Nathan Harper is an interdisciplinary artist and educator based in north Texas. He received his MFA from The University of North Texas with a concentration in New Media. His research examines internet culture through spiritual and ritualistic lenses to reinvestigate our post-enlightenment assumptions about technology and digital society. His work spans a variety of software and mediums, from animation, avatar performance, GAN, virtual reality, and even dirt. His film Drowning in My Sleep has been featured in noteworthy screenings, including at the School of the Art Institute of Chicago, Pylon Lab, and most uniquely, at the Chapel of Santa Maria dei Carcerati in Bologna, Italy. His virtual reality projects have been featured at the Barcú Virtual Art Fair in Columbia and The Shanghai Institute of Visual Arts. More can be read about his work in Coeval Magazine and Anti-Materia.org.

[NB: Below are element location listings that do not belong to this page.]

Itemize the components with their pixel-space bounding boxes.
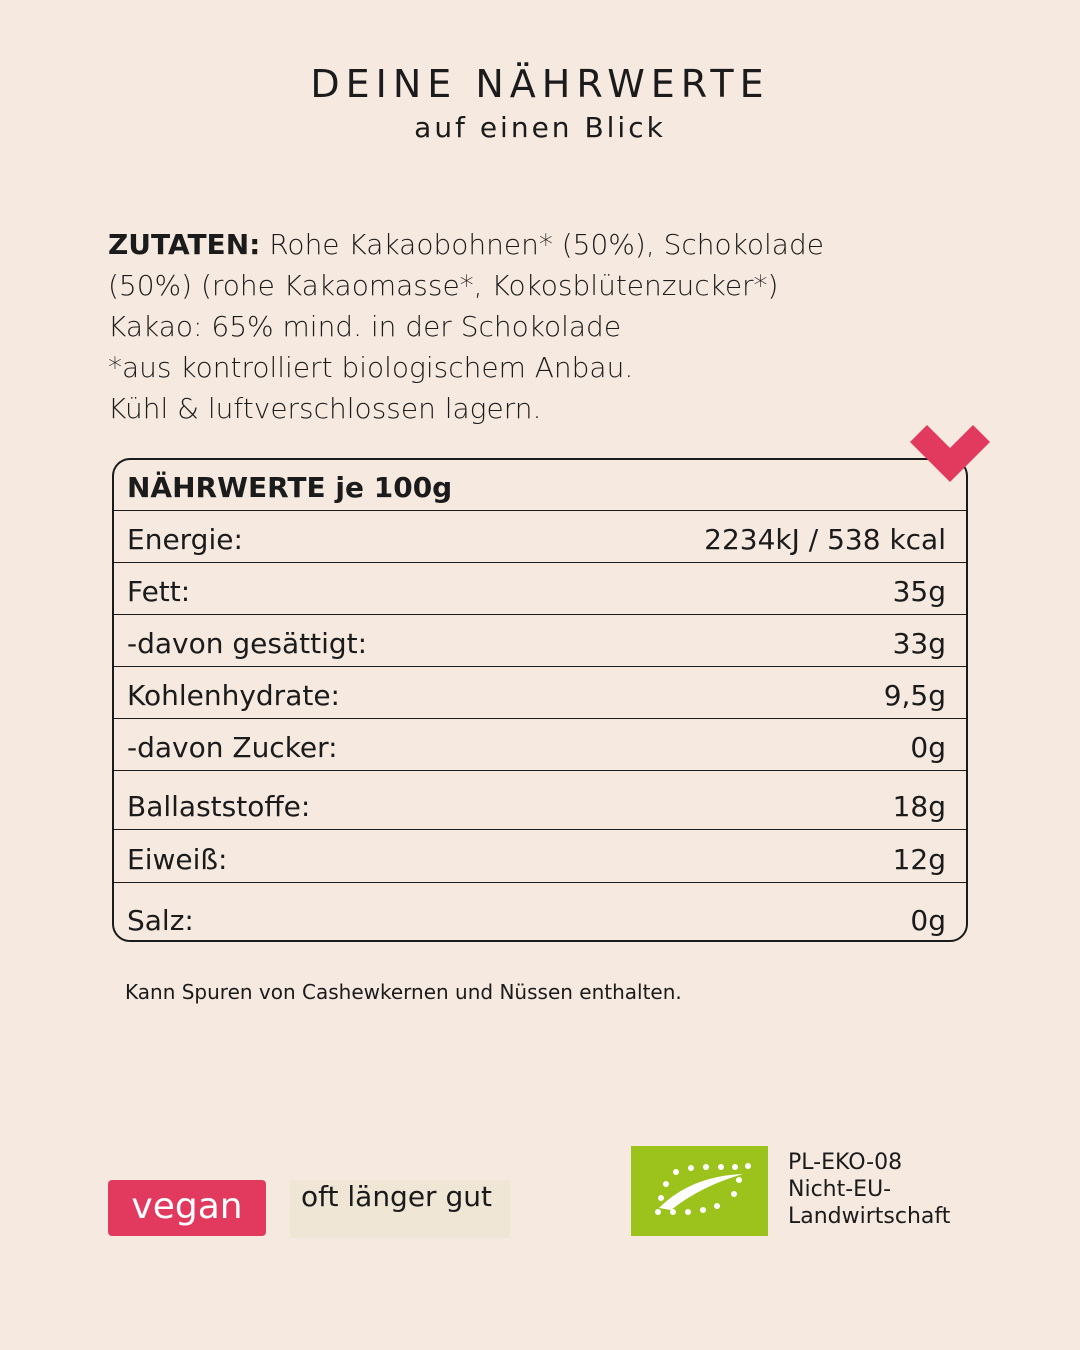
nutrient-value: 35g xyxy=(892,575,946,608)
ingredient-text: Kühl & luftverschlossen lagern. xyxy=(108,392,542,425)
vegan-badge: vegan xyxy=(108,1180,266,1236)
subtitle: auf einen Blick xyxy=(414,111,666,144)
table-row: Ballaststoffe: 18g xyxy=(114,771,966,830)
table-row: -davon Zucker: 0g xyxy=(114,719,966,771)
table-row: Eiweiß: 12g xyxy=(114,830,966,883)
ingredient-line: *aus kontrolliert biologischem Anbau. xyxy=(108,347,824,388)
nutrition-table: NÄHRWERTE je 100g Energie: 2234kJ / 538 kc… xyxy=(112,458,968,942)
table-row: Energie: 2234kJ / 538 kcal xyxy=(114,511,966,563)
title: DEINE NÄHRWERTE xyxy=(310,62,770,106)
ingredient-line: ZUTATEN: Rohe Kakaobohnen* (50%), Schoko… xyxy=(108,224,824,265)
nutrient-value: 0g xyxy=(910,731,946,764)
organic-code: PL-EKO-08 Nicht-EU- Landwirtschaft xyxy=(788,1149,950,1230)
organic-line: PL-EKO-08 xyxy=(788,1150,903,1175)
nutrient-name: Salz: xyxy=(127,904,194,937)
table-header: NÄHRWERTE je 100g xyxy=(127,471,453,504)
shelf-badge: oft länger gut xyxy=(290,1180,510,1238)
nutrient-name: -davon Zucker: xyxy=(127,731,338,764)
organic-line: Nicht-EU- xyxy=(788,1177,892,1202)
nutrient-name: Kohlenhydrate: xyxy=(127,679,340,712)
eu-organic-logo xyxy=(631,1146,768,1236)
nutrient-name: Fett: xyxy=(127,575,191,608)
ingredient-line: (50%) (rohe Kakaomasse*, Kokosblütenzuck… xyxy=(108,265,824,306)
nutrient-value: 9,5g xyxy=(883,679,946,712)
ingredient-text: Rohe Kakaobohnen* (50%), Schokolade xyxy=(269,228,824,261)
nutrient-value: 33g xyxy=(892,627,946,660)
table-row: Kohlenhydrate: 9,5g xyxy=(114,667,966,719)
table-row: Salz: 0g xyxy=(114,883,966,940)
heart-icon xyxy=(910,425,990,482)
table-header-row: NÄHRWERTE je 100g xyxy=(114,460,966,511)
nutrient-value: 0g xyxy=(910,904,946,937)
ingredient-line: Kühl & luftverschlossen lagern. xyxy=(108,388,824,429)
nutrient-name: Eiweiß: xyxy=(127,843,228,876)
ingredient-line: Kakao: 65% mind. in der Schokolade xyxy=(108,306,824,347)
organic-line: Landwirtschaft xyxy=(788,1204,951,1229)
ingredient-text: *aus kontrolliert biologischem Anbau. xyxy=(108,351,634,384)
table-row: -davon gesättigt: 33g xyxy=(114,615,966,667)
nutrient-name: -davon gesättigt: xyxy=(127,627,368,660)
table-row: Fett: 35g xyxy=(114,563,966,615)
nutrient-value: 18g xyxy=(892,790,946,823)
ingredient-text: (50%) (rohe Kakaomasse*, Kokosblütenzuck… xyxy=(108,269,779,302)
nutrient-value: 2234kJ / 538 kcal xyxy=(704,523,946,556)
ingredient-text: Kakao: 65% mind. in der Schokolade xyxy=(108,310,622,343)
ingredient-label: ZUTATEN: xyxy=(108,228,261,261)
nutrient-value: 12g xyxy=(892,843,946,876)
ingredients: ZUTATEN: Rohe Kakaobohnen* (50%), Schoko… xyxy=(108,224,824,429)
nutrient-name: Ballaststoffe: xyxy=(127,790,311,823)
allergy-note: Kann Spuren von Cashewkernen und Nüssen … xyxy=(125,980,682,1004)
nutrient-name: Energie: xyxy=(127,523,243,556)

Website: nathanharperart.com
Project:
In 2011 metalcore music label Victory Records announced the signing of a new band, Design the Skyline, with a music video for their single Surrounded by Silence. The video was met with intense internet backlash from the metalcore community. People would create cover videos where they banged on instruments and caricatured the chaotic style of the band. As a teenager heavily involved in the metalcore scene at the time, I initially found the song tonally and rhythmically fascinating but soon changed my tune to fit with the roar of hate from my gatekeeping peers. We measure the success of music by capitalistic measurements like album sales, likes, and streams. Still, anthropologically, a piece of music's success is measured by how often it is reiterated and expounded upon by others. Though these covers are not meant to celebrate the original, they are expoundings, and the ritual they accomplish may be more significant than music deemed successful.

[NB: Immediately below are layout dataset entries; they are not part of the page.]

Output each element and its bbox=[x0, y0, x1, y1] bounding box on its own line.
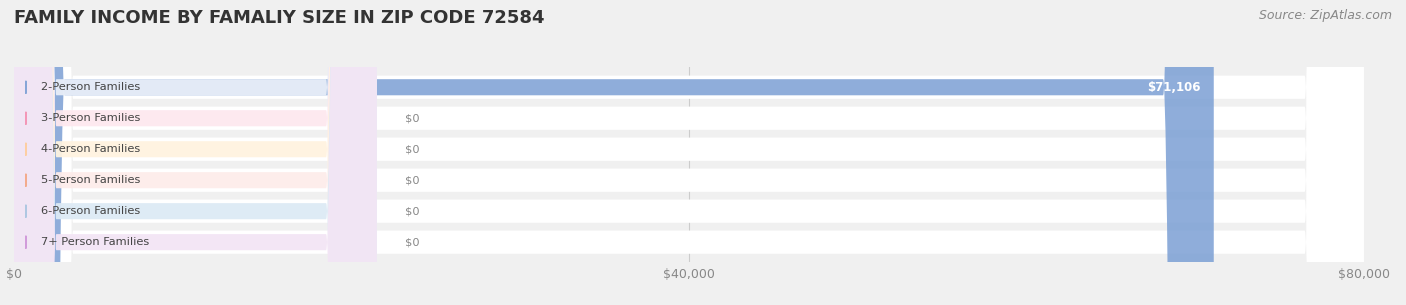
Text: $0: $0 bbox=[405, 237, 420, 247]
FancyBboxPatch shape bbox=[14, 0, 1213, 305]
FancyBboxPatch shape bbox=[6, 0, 377, 305]
Text: $0: $0 bbox=[405, 144, 420, 154]
FancyBboxPatch shape bbox=[6, 0, 377, 305]
FancyBboxPatch shape bbox=[6, 0, 377, 305]
FancyBboxPatch shape bbox=[14, 0, 1364, 305]
Text: 7+ Person Families: 7+ Person Families bbox=[41, 237, 149, 247]
FancyBboxPatch shape bbox=[14, 0, 1364, 305]
Text: 4-Person Families: 4-Person Families bbox=[41, 144, 141, 154]
FancyBboxPatch shape bbox=[6, 0, 377, 305]
Text: $0: $0 bbox=[405, 175, 420, 185]
FancyBboxPatch shape bbox=[6, 0, 377, 305]
FancyBboxPatch shape bbox=[14, 0, 1364, 305]
Text: 5-Person Families: 5-Person Families bbox=[41, 175, 141, 185]
Text: Source: ZipAtlas.com: Source: ZipAtlas.com bbox=[1258, 9, 1392, 22]
FancyBboxPatch shape bbox=[14, 0, 1364, 305]
FancyBboxPatch shape bbox=[14, 0, 1364, 305]
Text: $0: $0 bbox=[405, 206, 420, 216]
Text: $0: $0 bbox=[405, 113, 420, 123]
Text: 3-Person Families: 3-Person Families bbox=[41, 113, 141, 123]
FancyBboxPatch shape bbox=[14, 0, 1364, 305]
Text: $71,106: $71,106 bbox=[1147, 81, 1201, 94]
Text: FAMILY INCOME BY FAMALIY SIZE IN ZIP CODE 72584: FAMILY INCOME BY FAMALIY SIZE IN ZIP COD… bbox=[14, 9, 544, 27]
FancyBboxPatch shape bbox=[6, 0, 377, 305]
Text: 2-Person Families: 2-Person Families bbox=[41, 82, 141, 92]
Text: 6-Person Families: 6-Person Families bbox=[41, 206, 141, 216]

One of the most universal rituals undertaken by human organizations is the ritual of ostracization. A group tends to define itself by defining what (and who) it is not. We may think of the internet as rational and wildly divorced from notions of ritual sacrifice, but this kind of identity cultivation requires a sacrificial scapegoat. In my research, I will explore this digital psychic sacrifice through a chaotic midi piano opera accomplished in laboratory experimentation through Foreign Objekt. Fragile Like Paper (named for a line from the song itself) will be a collection of these expoundings of Design the Skylines music, with the audio converted into midi data assigned to produce piano music shared and documented in the unique spaces of the residency.

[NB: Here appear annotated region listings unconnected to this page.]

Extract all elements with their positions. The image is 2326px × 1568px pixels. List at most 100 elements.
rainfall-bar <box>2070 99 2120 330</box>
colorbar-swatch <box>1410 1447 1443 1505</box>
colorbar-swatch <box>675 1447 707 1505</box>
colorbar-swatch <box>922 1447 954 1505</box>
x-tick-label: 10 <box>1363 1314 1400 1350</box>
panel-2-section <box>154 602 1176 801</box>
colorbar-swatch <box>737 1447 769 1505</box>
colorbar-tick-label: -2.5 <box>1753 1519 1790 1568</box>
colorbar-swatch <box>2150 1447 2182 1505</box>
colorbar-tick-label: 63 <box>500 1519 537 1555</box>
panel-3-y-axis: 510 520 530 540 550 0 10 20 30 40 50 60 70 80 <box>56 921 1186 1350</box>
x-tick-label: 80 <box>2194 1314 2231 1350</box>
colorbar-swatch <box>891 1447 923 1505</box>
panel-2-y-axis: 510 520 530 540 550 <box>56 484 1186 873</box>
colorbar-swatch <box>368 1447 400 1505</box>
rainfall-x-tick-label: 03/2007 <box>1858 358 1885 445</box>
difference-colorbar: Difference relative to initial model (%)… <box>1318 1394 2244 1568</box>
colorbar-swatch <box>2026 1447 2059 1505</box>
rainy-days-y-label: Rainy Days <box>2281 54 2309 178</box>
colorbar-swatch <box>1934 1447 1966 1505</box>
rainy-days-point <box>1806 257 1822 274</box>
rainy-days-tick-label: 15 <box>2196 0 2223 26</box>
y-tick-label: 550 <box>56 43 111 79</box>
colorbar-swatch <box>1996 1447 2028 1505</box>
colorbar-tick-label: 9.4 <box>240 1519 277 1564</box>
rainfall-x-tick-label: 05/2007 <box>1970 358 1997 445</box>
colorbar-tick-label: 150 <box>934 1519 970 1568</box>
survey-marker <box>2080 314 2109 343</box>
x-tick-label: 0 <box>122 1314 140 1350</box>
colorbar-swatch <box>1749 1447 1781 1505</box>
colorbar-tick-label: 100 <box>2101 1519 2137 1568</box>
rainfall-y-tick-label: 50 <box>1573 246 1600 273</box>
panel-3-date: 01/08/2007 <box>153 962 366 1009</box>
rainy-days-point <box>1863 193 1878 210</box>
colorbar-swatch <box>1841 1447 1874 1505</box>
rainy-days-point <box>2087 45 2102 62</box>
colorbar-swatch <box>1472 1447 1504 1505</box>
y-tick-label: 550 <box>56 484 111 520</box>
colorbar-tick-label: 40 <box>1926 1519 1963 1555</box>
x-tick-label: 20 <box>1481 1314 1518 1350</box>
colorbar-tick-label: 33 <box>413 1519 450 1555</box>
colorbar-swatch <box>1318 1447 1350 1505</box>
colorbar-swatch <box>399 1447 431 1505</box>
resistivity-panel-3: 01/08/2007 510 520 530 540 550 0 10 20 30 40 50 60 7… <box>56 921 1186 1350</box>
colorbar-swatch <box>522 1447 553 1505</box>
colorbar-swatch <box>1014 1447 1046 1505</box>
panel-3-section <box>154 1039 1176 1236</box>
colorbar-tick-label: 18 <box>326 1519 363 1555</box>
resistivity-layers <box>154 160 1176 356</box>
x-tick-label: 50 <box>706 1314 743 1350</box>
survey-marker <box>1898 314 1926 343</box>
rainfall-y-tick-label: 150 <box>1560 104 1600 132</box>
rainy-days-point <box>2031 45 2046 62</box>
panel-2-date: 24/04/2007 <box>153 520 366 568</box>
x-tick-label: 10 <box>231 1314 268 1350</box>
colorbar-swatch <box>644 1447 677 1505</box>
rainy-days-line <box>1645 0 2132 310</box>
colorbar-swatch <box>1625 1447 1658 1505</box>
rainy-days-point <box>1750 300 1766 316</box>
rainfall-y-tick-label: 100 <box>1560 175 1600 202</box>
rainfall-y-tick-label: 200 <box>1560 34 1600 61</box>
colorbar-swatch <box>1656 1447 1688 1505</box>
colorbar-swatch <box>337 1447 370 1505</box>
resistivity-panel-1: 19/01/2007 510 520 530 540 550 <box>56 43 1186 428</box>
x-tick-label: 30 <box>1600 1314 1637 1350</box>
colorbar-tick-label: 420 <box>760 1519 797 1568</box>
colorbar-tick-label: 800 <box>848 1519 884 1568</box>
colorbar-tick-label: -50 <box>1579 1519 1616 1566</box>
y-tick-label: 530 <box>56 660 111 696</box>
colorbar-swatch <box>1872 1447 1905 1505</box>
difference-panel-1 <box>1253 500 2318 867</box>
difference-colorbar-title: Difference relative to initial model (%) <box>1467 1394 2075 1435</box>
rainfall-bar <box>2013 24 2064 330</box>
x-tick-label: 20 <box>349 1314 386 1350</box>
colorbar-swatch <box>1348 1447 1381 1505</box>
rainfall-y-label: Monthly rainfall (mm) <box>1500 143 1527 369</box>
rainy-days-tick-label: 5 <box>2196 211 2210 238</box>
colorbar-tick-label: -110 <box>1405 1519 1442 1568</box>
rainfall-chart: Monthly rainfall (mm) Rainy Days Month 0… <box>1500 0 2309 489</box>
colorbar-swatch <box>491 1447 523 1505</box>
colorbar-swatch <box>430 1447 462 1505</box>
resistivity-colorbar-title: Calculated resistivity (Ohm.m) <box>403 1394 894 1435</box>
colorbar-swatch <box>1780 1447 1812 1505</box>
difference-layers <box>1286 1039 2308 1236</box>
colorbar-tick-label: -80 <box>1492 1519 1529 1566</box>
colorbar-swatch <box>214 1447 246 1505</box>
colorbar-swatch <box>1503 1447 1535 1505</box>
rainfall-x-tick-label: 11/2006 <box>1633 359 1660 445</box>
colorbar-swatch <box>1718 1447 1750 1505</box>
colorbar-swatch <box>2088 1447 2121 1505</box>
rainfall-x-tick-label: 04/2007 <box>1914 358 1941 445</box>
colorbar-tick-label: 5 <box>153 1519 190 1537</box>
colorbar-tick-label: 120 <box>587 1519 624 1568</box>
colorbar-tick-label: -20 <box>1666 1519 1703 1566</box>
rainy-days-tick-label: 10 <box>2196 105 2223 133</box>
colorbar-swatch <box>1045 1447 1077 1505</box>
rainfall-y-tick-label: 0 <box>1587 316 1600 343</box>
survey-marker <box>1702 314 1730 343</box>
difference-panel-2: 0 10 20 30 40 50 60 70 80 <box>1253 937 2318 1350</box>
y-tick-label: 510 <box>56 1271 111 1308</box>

By transposing the polarizing audio into an instrument of high art, I draw a parallel between the historically established arts and these online niche communities. The conceptual through-line connects the dots between the seemingly disparate notions of ritual sacrifice, internet culture, and the world of high art. The final constellation of ideas examines the Sisyphean nature of self-proclaimed avant-garde communities. The scapegoat is only one of two goats present in the sacrifice; it becomes a vessel for the community's sins and then is cast out into the wilderness, never returning. While this narrative is tragic on the surface, what could be more revolutionary (and metal, for that matter) than the sacrificial best that proudly carries the "impurities" of its time into the digital wilderness? The other goat is killed.